悪意がないからこそ、自らの「熱意」や「正論」を免罪符にして相手を痛めつけてしまう。佐藤二朗氏本人はこの重大な「仕事場におけるルール違反」を、いまだ公の場で謝罪するどころか、被害者アピールをつづけ、さらには、自分には(役者仲間やフジテレビのスタッフ、映画監督など)たくさんの味方がいる(=つまり、相手の橋本愛氏は孤立しているぞ、という匂わせ)という投稿も続けている。

佐藤二朗X、7月8日の投稿『最後の投稿と言っておきながら、ホント我ながら格好悪く、不様ですが、ご批判覚悟で。
いま本広監督から嗚咽止まらぬメールが来た。なんとこの期に及んで「まだスピンオフを諦めてない」と。なんて往生際が悪い人なんだ。
映画「踊るNEW」、9/18公開。マジで最高のエンタメです。皆さま是非。』

その前に「相手の俳優さんへの攻撃的な書き込みはやめてください」の一言が、なぜいえないのだろうか。

アウティングに加担したことに

佐藤二朗氏にとってみれば、彼の行動の原理は「仕事論」や「情熱」であり、「正義」でもある。それをよいことに、彼と彼の事務所は、橋本愛氏の過去のトラウマというきわめてセンシティブな情報を、他の俳優仲間にも伝えたり、最終的には、SNSで堂々と投稿した。全国に向けたアウティング(プライベートな情報の暴露)である。

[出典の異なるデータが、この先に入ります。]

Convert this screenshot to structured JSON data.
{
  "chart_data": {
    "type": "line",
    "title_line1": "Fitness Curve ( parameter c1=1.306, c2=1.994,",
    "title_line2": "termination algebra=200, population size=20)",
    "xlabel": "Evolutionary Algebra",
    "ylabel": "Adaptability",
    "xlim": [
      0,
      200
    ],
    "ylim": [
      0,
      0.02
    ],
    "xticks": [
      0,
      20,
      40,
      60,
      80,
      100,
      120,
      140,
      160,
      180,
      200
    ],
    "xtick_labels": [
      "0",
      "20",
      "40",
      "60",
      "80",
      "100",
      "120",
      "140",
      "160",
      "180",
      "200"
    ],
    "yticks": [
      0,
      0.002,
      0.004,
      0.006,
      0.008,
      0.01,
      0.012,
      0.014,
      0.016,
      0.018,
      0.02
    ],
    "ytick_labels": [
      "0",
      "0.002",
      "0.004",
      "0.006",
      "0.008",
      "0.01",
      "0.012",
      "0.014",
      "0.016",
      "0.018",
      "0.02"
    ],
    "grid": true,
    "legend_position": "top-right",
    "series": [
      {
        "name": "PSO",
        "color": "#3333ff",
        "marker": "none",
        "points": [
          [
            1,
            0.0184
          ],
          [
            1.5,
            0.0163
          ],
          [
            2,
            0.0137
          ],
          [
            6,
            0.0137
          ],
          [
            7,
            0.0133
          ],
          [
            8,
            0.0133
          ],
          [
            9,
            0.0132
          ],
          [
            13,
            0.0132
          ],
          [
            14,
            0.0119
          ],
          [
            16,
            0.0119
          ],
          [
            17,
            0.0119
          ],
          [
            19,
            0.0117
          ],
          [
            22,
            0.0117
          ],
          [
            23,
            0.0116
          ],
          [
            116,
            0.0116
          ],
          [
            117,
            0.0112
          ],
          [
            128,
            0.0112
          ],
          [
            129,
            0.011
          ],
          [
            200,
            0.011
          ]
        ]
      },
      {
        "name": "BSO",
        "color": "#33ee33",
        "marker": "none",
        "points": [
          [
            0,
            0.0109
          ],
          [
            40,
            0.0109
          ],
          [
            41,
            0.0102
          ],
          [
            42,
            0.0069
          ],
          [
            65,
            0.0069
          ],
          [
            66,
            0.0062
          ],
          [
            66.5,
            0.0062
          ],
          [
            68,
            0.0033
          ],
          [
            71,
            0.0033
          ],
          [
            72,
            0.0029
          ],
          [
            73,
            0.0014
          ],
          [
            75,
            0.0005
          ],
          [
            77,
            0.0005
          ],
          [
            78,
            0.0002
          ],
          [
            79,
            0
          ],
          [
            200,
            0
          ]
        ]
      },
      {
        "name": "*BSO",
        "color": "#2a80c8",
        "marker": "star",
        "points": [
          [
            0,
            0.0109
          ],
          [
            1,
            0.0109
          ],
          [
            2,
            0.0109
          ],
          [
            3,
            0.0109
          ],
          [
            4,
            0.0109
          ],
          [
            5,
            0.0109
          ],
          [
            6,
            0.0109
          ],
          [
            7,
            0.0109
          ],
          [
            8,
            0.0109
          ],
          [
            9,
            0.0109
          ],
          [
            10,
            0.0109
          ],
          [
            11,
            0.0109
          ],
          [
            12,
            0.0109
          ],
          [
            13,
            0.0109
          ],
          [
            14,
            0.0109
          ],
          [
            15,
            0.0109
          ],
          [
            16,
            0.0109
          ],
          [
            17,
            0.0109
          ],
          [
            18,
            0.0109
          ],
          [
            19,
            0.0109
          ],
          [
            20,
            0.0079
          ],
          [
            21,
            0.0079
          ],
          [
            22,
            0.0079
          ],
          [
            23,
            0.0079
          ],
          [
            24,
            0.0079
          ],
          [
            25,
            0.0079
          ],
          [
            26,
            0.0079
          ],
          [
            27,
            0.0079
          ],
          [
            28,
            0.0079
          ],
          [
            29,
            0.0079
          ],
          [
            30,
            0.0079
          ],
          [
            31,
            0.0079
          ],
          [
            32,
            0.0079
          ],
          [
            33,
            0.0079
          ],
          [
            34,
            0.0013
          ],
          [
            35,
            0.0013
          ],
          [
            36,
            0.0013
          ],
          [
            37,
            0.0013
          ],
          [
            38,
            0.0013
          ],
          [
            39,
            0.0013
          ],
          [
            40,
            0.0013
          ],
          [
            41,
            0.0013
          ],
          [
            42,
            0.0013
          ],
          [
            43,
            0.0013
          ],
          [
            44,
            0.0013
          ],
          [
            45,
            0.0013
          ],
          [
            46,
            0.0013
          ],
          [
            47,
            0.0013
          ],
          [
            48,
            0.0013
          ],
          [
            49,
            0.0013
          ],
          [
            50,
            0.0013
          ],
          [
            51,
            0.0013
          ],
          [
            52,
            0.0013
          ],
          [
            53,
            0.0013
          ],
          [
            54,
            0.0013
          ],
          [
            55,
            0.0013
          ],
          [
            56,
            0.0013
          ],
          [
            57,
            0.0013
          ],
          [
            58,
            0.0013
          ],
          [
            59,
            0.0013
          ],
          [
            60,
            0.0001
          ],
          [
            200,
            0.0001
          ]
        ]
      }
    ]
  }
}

なお、『週刊新潮』の佐藤二朗氏インタビューでは、フジテレビのコンプライアンス担当だという女性弁護士の所属事務所と氏名が掲載されたために、その結果として、今度はネットで彼女へのバッシングが起こっている。

悪意の有無ではなく、境界線で判断を

ハラスメントの定義とは「悪意の有無」ではない。「相手や組織が引いている境界線(バウンダリー)を尊重できているか」という客観的なファクトが問われるべきなのだ。

しかし今回は、合計3億ビューを超えた佐藤二朗氏の投稿の中の、役者論や芝居への情熱といった職人気質、被害者性のアピール、「弱い女性におじさんが逆に傷つけられた」というストーリーが、SNSで「祭り」のように支持されてしまった。だが、『週刊新潮』の佐藤二朗氏の独白インタビューを冷静に読めば、それはまさにフジテレビの報告書の内容を裏づける材料となっている。

今回の件はただのゴシップとして消費されるのではなく、今後、こういった「よかれと思って」「悪気はなくて」「あなたのために」といった新たな「善意の加害」を生まないためにも、そしてSNSでの「犬笛」に踊らされないためにも、問題点がどこにあったのか、しっかりと認識されるべきだろう。